His blood pressure was liable to shoot up dangerously when he was crossed.
Herzog wrote, I was thankful for your friendship. I was in a state, though.
One of those states in which one makes great, impossible demands. In anger people become dictatorial. Hard to take.
I was trapped there. Sleeping next to the bar. My heart went out to poor Tompkins. No wonder he hit the bottle when Sandor took him over.
"You're not going to fight for the kid's custody, are you?" Sandor said to Herzog.
"Suppose I do?"
"Well," said Sandor, "speaking as a lawyer, I can see you with a jury. They'll look at Madeleine, blooming and lovely, then you, haggard and gray-haired, and bam! there goes your custody suit. That's the jury system. Dumber than cave men, those bastards-I know this isn't easy for you to hear, but I better say it. Guys at our time of life must face facts."
"Facts!" said Herzog, faint, groping, outraged.
"I know," said Sandor. "I'm ten years older.
But after forty it's all the same. If you can get it up once a week, you should be grateful."
Beatrice tried to restrain Sandor, but he said, "Shut up." He then turned to Moses again, shaking his head so that it gradually sank toward his di
sfigured breast, and his shoulder blades jutted behind, coracoid through the white-on-white shirt. "What the fuck does he know what it is to face facts. All he wants is everybody should love him. If not, he's going to scream and holler. All right! After D-D ay, I lay smashed up in that effing Limey hospital- a cripple. Why, Christ! I had to walk out under my own power. And what about his pal Valentine Gersbach?
There's a man for you! That gimpy redhead knows what real suffering is. But he lives it up- three men with six legs couldn't get around like that effing peg-leg.
It's okay, Bea-Moses can take it.
Otherwise, he'd be just another Professor Jerk. I wouldn't even bother with the sonofabitch."
Herzog was incoherent with anger. "What do you mean?
Should I die because of my hair? What about the child?"
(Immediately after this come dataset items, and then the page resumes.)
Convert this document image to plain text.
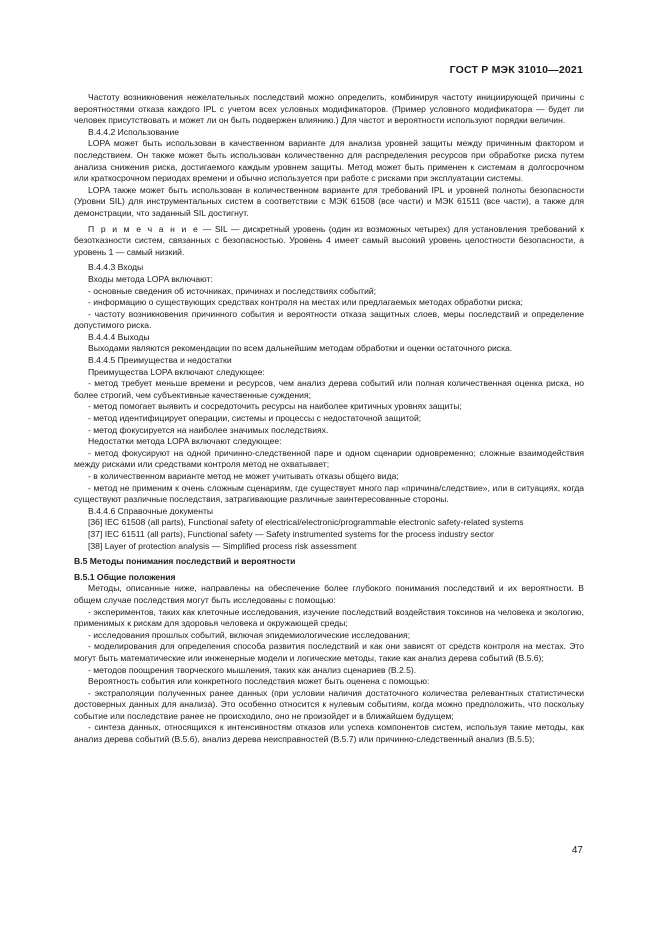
ГОСТ Р МЭК 31010—2021

Частоту возникновения нежелательных последствий можно определить, комбинируя частоту инициирующей причины с вероятностями отказа каждого IPL с учетом всех условных модификаторов. (Пример условного модификатора — будет ли человек присутствовать и может ли он быть подвержен влиянию.) Для частот и вероятности используют порядки величин.

B.4.4.2 Использование

LOPA может быть использован в качественном варианте для анализа уровней защиты между причинным фактором и последствием. Он также может быть использован количественно для распределения ресурсов при обработке риска путем анализа снижения риска, достигаемого каждым уровнем защиты. Метод может быть применен к системам в долгосрочном или краткосрочном периодах времени и обычно используется при работе с рисками при эксплуатации системы.

LOPA также может быть использован в количественном варианте для требований IPL и уровней полноты безопасности (Уровни SIL) для инструментальных систем в соответствии с МЭК 61508 (все части) и МЭК 61511 (все части), а также для демонстрации, что заданный SIL достигнут.

П р и м е ч а н и е — SIL — дискретный уровень (один из возможных четырех) для установления требований к безотказности систем, связанных с безопасностью. Уровень 4 имеет самый высокий уровень целостности безопасности, а уровень 1 — самый низкий.

B.4.4.3 Входы

Входы метода LOPA включают:

- основные сведения об источниках, причинах и последствиях событий;

- информацию о существующих средствах контроля на местах или предлагаемых методах обработки риска;

- частоту возникновения причинного события и вероятности отказа защитных слоев, меры последствий и определение допустимого риска.

B.4.4.4 Выходы

Выходами являются рекомендации по всем дальнейшим методам обработки и оценки остаточного риска.

B.4.4.5 Преимущества и недостатки

Преимущества LOPA включают следующее:

- метод требует меньше времени и ресурсов, чем анализ дерева событий или полная количественная оценка риска, но более строгий, чем субъективные качественные суждения;

- метод помогает выявить и сосредоточить ресурсы на наиболее критичных уровнях защиты;

- метод идентифицирует операции, системы и процессы с недостаточной защитой;

- метод фокусируется на наиболее значимых последствиях.

Недостатки метода LOPA включают следующее:

- метод фокусируют на одной причинно-следственной паре и одном сценарии одновременно; сложные взаимодействия между рисками или средствами контроля метод не охватывает;

- в количественном варианте метод не может учитывать отказы общего вида;

- метод не применим к очень сложным сценариям, где существует много пар «причина/следствие», или в ситуациях, когда существуют различные последствия, затрагивающие различные заинтересованные стороны.

B.4.4.6 Справочные документы

[36] IEC 61508 (all parts), Functional safety of electrical/electronic/programmable electronic safety-related systems

[37] IEC 61511 (all parts), Functional safety — Safety instrumented systems for the process industry sector

[38] Layer of protection analysis — Simplified process risk assessment

B.5 Методы понимания последствий и вероятности

B.5.1 Общие положения

Методы, описанные ниже, направлены на обеспечение более глубокого понимания последствий и их вероятности. В общем случае последствия могут быть исследованы с помощью:

- экспериментов, таких как клеточные исследования, изучение последствий воздействия токсинов на человека и экологию, применимых к рискам для здоровья человека и окружающей среды;

- исследования прошлых событий, включая эпидемиологические исследования;

- моделирования для определения способа развития последствий и как они зависят от средств контроля на местах. Это могут быть математические или инженерные модели и логические методы, такие как анализ дерева событий (B.5.6);

- методов поощрения творческого мышления, таких как анализ сценариев (B.2.5).

Вероятность события или конкретного последствия может быть оценена с помощью:

- экстраполяции полученных ранее данных (при условии наличия достаточного количества релевантных статистически достоверных данных для анализа). Это особенно относится к нулевым событиям, когда можно предположить, что поскольку событие или последствие ранее не происходило, оно не произойдет и в ближайшем будущем;

- синтеза данных, относящихся к интенсивностям отказов или успеха компонентов систем, используя такие методы, как анализ дерева событий (B.5.6), анализ дерева неисправностей (B.5.7) или причинно-следственный анализ (B.5.5);

47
"Now, don't stand there rubbing your hands like a goddamn fool-Christ, I hate a fool,"
Sandor shouted. His green eyes were violently clear, his lips were continually tensing. He must have been convinced that he was cutting the dead weight of deception from Herzog's soul, and his long white fingers, thumbs and forefingers worked nervously.
"What! Die? Hair? What the hell are you babbling! I only said they'd give the kid to a young mother."
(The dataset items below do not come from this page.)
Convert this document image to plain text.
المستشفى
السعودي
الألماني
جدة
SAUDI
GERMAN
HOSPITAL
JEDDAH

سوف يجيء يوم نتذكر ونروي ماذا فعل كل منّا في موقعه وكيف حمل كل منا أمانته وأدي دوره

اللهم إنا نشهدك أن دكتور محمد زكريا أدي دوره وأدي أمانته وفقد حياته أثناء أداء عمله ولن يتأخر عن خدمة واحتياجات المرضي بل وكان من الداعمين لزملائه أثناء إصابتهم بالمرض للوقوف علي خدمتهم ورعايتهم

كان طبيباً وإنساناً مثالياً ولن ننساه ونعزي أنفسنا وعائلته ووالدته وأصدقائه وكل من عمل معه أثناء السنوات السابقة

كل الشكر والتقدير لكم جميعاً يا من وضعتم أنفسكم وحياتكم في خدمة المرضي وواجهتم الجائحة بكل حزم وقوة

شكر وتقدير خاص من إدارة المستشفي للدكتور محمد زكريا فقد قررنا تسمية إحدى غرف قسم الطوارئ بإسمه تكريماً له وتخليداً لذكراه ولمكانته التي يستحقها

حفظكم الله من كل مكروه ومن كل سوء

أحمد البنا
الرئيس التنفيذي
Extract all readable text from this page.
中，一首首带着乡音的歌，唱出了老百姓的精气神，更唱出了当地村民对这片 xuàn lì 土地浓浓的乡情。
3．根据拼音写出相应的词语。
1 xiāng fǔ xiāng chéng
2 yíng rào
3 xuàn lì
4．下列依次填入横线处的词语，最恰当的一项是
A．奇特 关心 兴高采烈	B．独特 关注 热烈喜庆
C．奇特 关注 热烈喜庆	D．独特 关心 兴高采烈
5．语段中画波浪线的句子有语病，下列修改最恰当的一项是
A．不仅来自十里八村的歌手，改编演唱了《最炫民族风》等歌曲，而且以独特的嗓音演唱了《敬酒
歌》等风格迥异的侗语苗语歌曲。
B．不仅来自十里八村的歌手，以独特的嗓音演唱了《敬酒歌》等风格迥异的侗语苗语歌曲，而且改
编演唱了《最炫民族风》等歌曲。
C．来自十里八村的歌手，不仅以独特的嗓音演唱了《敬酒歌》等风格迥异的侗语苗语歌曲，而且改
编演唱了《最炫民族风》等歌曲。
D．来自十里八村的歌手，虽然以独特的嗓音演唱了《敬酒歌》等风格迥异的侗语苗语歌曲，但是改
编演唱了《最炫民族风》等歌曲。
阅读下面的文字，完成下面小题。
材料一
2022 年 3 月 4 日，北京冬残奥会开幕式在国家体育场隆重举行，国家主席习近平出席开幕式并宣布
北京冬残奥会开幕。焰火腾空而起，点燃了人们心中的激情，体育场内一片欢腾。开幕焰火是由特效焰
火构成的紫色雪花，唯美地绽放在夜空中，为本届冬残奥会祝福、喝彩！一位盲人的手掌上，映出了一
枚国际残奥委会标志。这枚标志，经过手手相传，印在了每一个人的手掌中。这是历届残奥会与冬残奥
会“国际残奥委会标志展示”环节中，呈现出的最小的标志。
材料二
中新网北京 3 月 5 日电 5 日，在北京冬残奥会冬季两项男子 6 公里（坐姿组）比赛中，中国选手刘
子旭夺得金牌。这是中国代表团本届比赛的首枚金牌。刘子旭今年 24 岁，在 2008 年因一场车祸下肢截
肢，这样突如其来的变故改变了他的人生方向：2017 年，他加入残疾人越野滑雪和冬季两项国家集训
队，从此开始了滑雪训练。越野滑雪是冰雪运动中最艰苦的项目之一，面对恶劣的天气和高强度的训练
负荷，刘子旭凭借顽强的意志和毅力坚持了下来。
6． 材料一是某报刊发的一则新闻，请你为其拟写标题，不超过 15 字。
"Madeleine put you up to that. She planted this, too. To keep me from suing."
"She nothing!
I'm trying to tell you for your own good. This time, she calls the shots. She wins, and you lose. Maybe she wants somebody else."
"Does she? Did she tell you that?"
"She told me nothing. I said maybe.
Now calm down. Pour him a drink, Bea. Out of his own bottle. He doesn't like Scotch."
Beatrice went to fetch Herzog's own bottle of Guckenheimer's 86 proof.
"Now," said Sandor, "stop this baloney. Don't be a clown, man." His look changed, and he let some kindness flow toward Herzog. "Well, when you suffer, you really suffer. You're a real, genuine old Jewish type that digs the emotions. I'll give you that. I understand it. I grew up on Sangamon Street, remember, when a Jew was still a Jew. I know about suffering-we're on the same identical network."